Users can already use dplyr::summarise_all on .SD. But two people said it would still be nice to see built in to data.table :
https://twitter.com/Pertplus1/status/1151090599648550912
https://twitter.com/ftvalen/status/1151099177402818561
Next step would be to benchmark: https://twitter.com/MattDowle/status/1151959251029389312
Related (if I understand what summarise_all does): https://github.com/Rdatatable/data.table/issues/782 and https://github.com/Rdatatable/data.table/issues/1063 as colwise()
Here goes an example using
A. dplyr with summarise_at
B. datatable with lapply
C. datatable with summarise_all
B seems to do the trick -- C is by far the slowest solution. An example:
library(magrittr)
library(purrr)
library(data.table)
library(dplyr)
library(tictoc)
library(devtools)
# nrow of data
n = 1e6
# number of columns by type
p_int = 100
p_double = 100
p_char = 30
# create columns
set.seed(100)
# grouping columns
id1 = sample(letters, n, rep=T)
id2 = sample(letters, n, rep=T)
# filter columns
f = sample(12, n, rep=T)
# integer columns
ints = matrix(sample(100L, p_int*n, rep=T), ncol=p_int) %>% as.data.table()

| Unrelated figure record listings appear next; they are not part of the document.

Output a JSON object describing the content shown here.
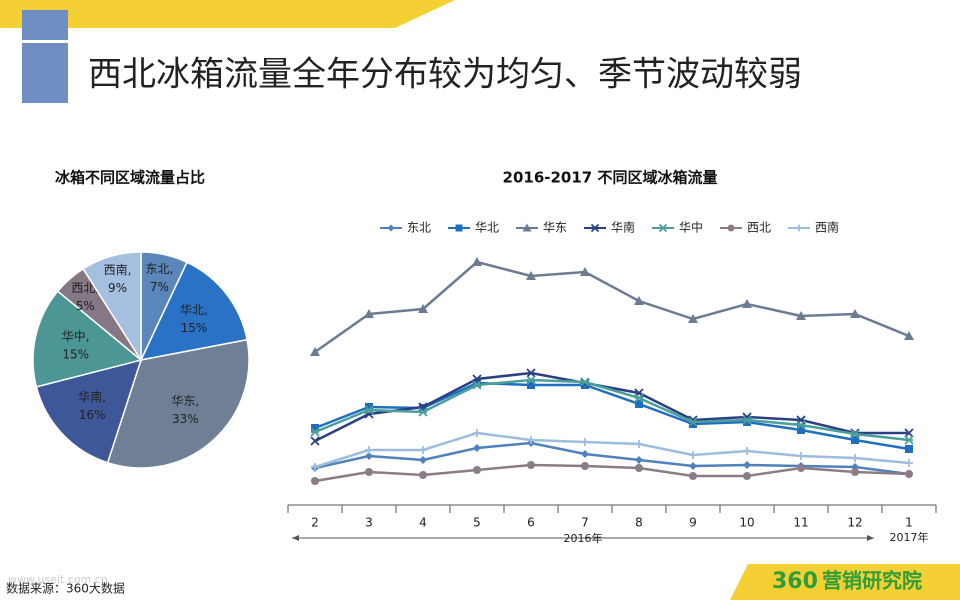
{
  "header": {
    "title": "西北冰箱流量全年分布较为均匀、季节波动较弱"
  },
  "footer": {
    "source": "数据来源：360大数据",
    "watermark": "www.useit.com.cn",
    "logo_number": "360",
    "logo_text": "营销研究院"
  },
  "chart_data": [
    {
      "type": "pie",
      "title": "冰箱不同区域流量占比",
      "categories": [
        "东北",
        "华北",
        "华东",
        "华南",
        "华中",
        "西北",
        "西南"
      ],
      "values": [
        7,
        15,
        33,
        16,
        15,
        5,
        9
      ],
      "value_labels": [
        "东北, 7%",
        "华北, 15%",
        "华东, 33%",
        "华南, 16%",
        "华中, 15%",
        "西北, 5%",
        "西南, 9%"
      ],
      "colors": [
        "#5a86b9",
        "#2a72c6",
        "#6f7f96",
        "#3e5799",
        "#4c9795",
        "#857884",
        "#a5bfe0"
      ]
    },
    {
      "type": "line",
      "title": "2016-2017 不同区域冰箱流量",
      "categories": [
        "2",
        "3",
        "4",
        "5",
        "6",
        "7",
        "8",
        "9",
        "10",
        "11",
        "12",
        "1"
      ],
      "x_group_labels": [
        "2016年",
        "2017年"
      ],
      "ylim": [
        0,
        250
      ],
      "legend": "top",
      "series": [
        {
          "name": "东北",
          "color": "#4f81bd",
          "marker": "diamond",
          "values": [
            37,
            49,
            45,
            57,
            62,
            51,
            45,
            39,
            40,
            39,
            38,
            31
          ]
        },
        {
          "name": "华北",
          "color": "#1f6fc0",
          "marker": "square",
          "values": [
            77,
            98,
            97,
            122,
            120,
            120,
            101,
            81,
            83,
            75,
            65,
            56
          ]
        },
        {
          "name": "华东",
          "color": "#6b7b93",
          "marker": "triangle",
          "values": [
            153,
            191,
            196,
            243,
            229,
            233,
            204,
            186,
            201,
            189,
            191,
            169
          ]
        },
        {
          "name": "华南",
          "color": "#2b3f86",
          "marker": "x",
          "values": [
            64,
            91,
            98,
            126,
            132,
            122,
            112,
            85,
            88,
            85,
            72,
            72
          ]
        },
        {
          "name": "华中",
          "color": "#4a9f9a",
          "marker": "star",
          "values": [
            73,
            95,
            93,
            120,
            125,
            123,
            107,
            83,
            85,
            80,
            71,
            65
          ]
        },
        {
          "name": "西北",
          "color": "#8c7c88",
          "marker": "circle",
          "values": [
            24,
            33,
            30,
            35,
            40,
            39,
            37,
            29,
            29,
            37,
            33,
            31
          ]
        },
        {
          "name": "西南",
          "color": "#9dbde0",
          "marker": "plus",
          "values": [
            38,
            55,
            55,
            72,
            65,
            63,
            61,
            50,
            54,
            49,
            47,
            42
          ]
        }
      ]
    }
  ]
}
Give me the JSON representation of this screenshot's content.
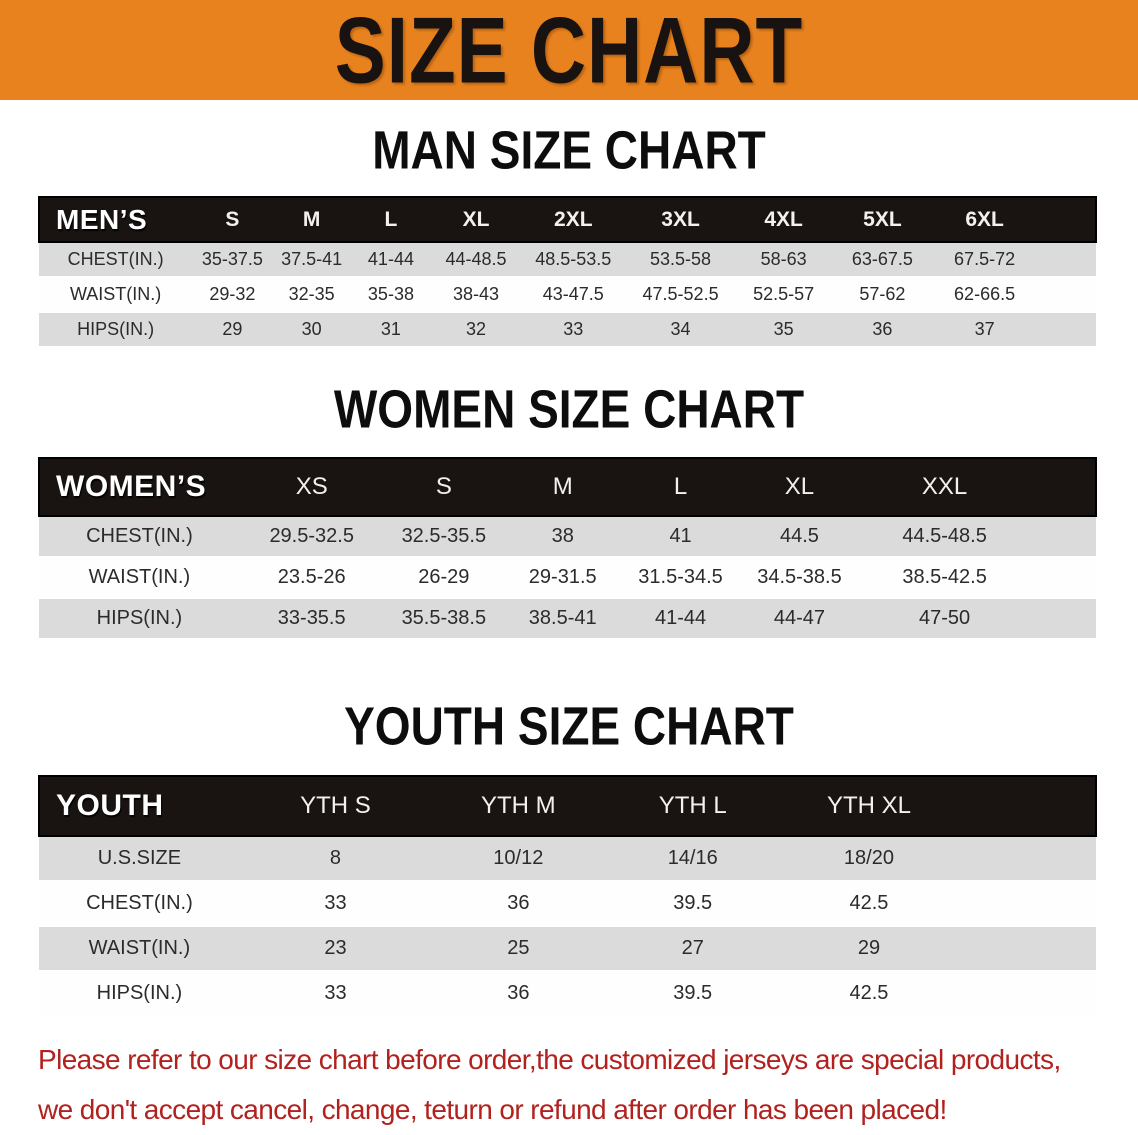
{
  "banner": {
    "title": "SIZE CHART",
    "bg_color": "#E8821E"
  },
  "sections": [
    {
      "heading": "MAN SIZE CHART",
      "table": {
        "label": "MEN’S",
        "columns": [
          "S",
          "M",
          "L",
          "XL",
          "2XL",
          "3XL",
          "4XL",
          "5XL",
          "6XL"
        ],
        "rows": [
          {
            "label": "CHEST(IN.)",
            "values": [
              "35-37.5",
              "37.5-41",
              "41-44",
              "44-48.5",
              "48.5-53.5",
              "53.5-58",
              "58-63",
              "63-67.5",
              "67.5-72"
            ]
          },
          {
            "label": "WAIST(IN.)",
            "values": [
              "29-32",
              "32-35",
              "35-38",
              "38-43",
              "43-47.5",
              "47.5-52.5",
              "52.5-57",
              "57-62",
              "62-66.5"
            ]
          },
          {
            "label": "HIPS(IN.)",
            "values": [
              "29",
              "30",
              "31",
              "32",
              "33",
              "34",
              "35",
              "36",
              "37"
            ]
          }
        ]
      }
    },
    {
      "heading": "WOMEN SIZE CHART",
      "table": {
        "label": "WOMEN’S",
        "columns": [
          "XS",
          "S",
          "M",
          "L",
          "XL",
          "XXL"
        ],
        "rows": [
          {
            "label": "CHEST(IN.)",
            "values": [
              "29.5-32.5",
              "32.5-35.5",
              "38",
              "41",
              "44.5",
              "44.5-48.5"
            ]
          },
          {
            "label": "WAIST(IN.)",
            "values": [
              "23.5-26",
              "26-29",
              "29-31.5",
              "31.5-34.5",
              "34.5-38.5",
              "38.5-42.5"
            ]
          },
          {
            "label": "HIPS(IN.)",
            "values": [
              "33-35.5",
              "35.5-38.5",
              "38.5-41",
              "41-44",
              "44-47",
              "47-50"
            ]
          }
        ]
      }
    },
    {
      "heading": "YOUTH SIZE CHART",
      "table": {
        "label": "YOUTH",
        "columns": [
          "YTH S",
          "YTH M",
          "YTH L",
          "YTH XL"
        ],
        "rows": [
          {
            "label": "U.S.SIZE",
            "values": [
              "8",
              "10/12",
              "14/16",
              "18/20"
            ]
          },
          {
            "label": "CHEST(IN.)",
            "values": [
              "33",
              "36",
              "39.5",
              "42.5"
            ]
          },
          {
            "label": "WAIST(IN.)",
            "values": [
              "23",
              "25",
              "27",
              "29"
            ]
          },
          {
            "label": "HIPS(IN.)",
            "values": [
              "33",
              "36",
              "39.5",
              "42.5"
            ]
          }
        ]
      }
    }
  ],
  "footer": {
    "line1": "Please refer to our size chart before order,the customized jerseys are special products,",
    "line2": "we don't accept cancel, change, teturn or refund after order has been placed!",
    "text_color": "#B1221F"
  }
}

names(ints) = paste0("int",seq_along(ints))
# double columns
doubles = (matrix(sample(100, p_double*n, rep=T), ncol=p_double)/7) %>% as.data.table()
names(doubles) = paste0("double",seq_along(doubles))
# character columns
chars = matrix(sample(letters, p_char*n, rep=T), ncol=p_char) %>% as.data.table()
names(chars) = paste0("char",seq_along(chars))
# bind columns
dat = cbind(id1, id2, f, ints, doubles, chars)
# columns to summarise
cols_sum = map_lgl(dat, is.numeric) %>% which() %>% names()
# summarise with mean,max,sum
tic.clearlog()
# A: dplyr
tic("A")
out_a = as_tibble(dat) %>%
dplyr::filter(f < 6) %>%
group_by(id1, id2) %>%
summarise_at(cols_sum, list(max = max, sum = sum, mean = mean))
toc(log=T)
# B: datatable
tic("B")
func_sum = function(x) c(max = max(x), sum = sum(x), mean = mean(x))
out_b = dat[f < 6,
by = .(id1,id2),
as.list(unlist(lapply(.SD, func_sum))),
.SDcols = cols_sum]
toc(log=T)
# C: datatable with summarise_all
tic("C")
out_c = dat[f < 6,
by = .(id1,id2),
summarise_all(.SD, list(max = max, sum = sum, mean = mean)),
.SDcols = cols_sum]
toc(log=T)
# time
tic.log(format = TRUE)
Session info:
> devtools::session_info()
Session info ---------------------------------------------------
setting value
version R version 3.6.0 (2019-04-26)
system x86_64, mingw32
ui RStudio (1.2.1335)
language (EN)
collate Spanish_Argentina.1252
tz America/Buenos_Aires
date 2019-07-18
Packages -------------------------------------------------------
package * version date source
base * 3.6.0 2019-04-26 local
compiler 3.6.0 2019-04-26 local
datasets * 3.6.0 2019-04-26 local
devtools * 1.13.6 2018-06-27 CRAN (R 3.5.1)
digest 0.6.18 2018-10-10 CRAN (R 3.5.1)
graphics * 3.6.0 2019-04-26 local
grDevices * 3.6.0 2019-04-26 local
memoise 1.1.0 2017-04-21 CRAN (R 3.5.1)
methods * 3.6.0 2019-04-26 local
packrat 0.4.9-3 2018-06-01 CRAN (R 3.5.1)
stats * 3.6.0 2019-04-26 local
tools 3.6.0 2019-04-26 local
utils * 3.6.0 2019-04-26 local
withr 2.1.2 2018-03-15 CRAN (R 3.5.0)
>
Thanks @ftvalentini - that's beyond my wildest dreams of reproducibility! Just one thing: can you add the timings that you see too please. That way, when we reproduce it in some weeks time, we know we get the same ballpark timings as you.
running times:
> tic.log(format = TRUE)
[[1]]
[1] "A: 21.08 sec elapsed"
[[2]]
[1] "B: 5.25 sec elapsed"
[[3]]
[1] "C: 868.97 sec elapsed"
Note: I had to stop execution of C before it ended :/
dplyr seems to be deprecating summarise_all so not sure if we still want to have this... we could eventually use their API for same functionality, whatever it is now, but it is a little bit risky as it may eventually get deprecated as well.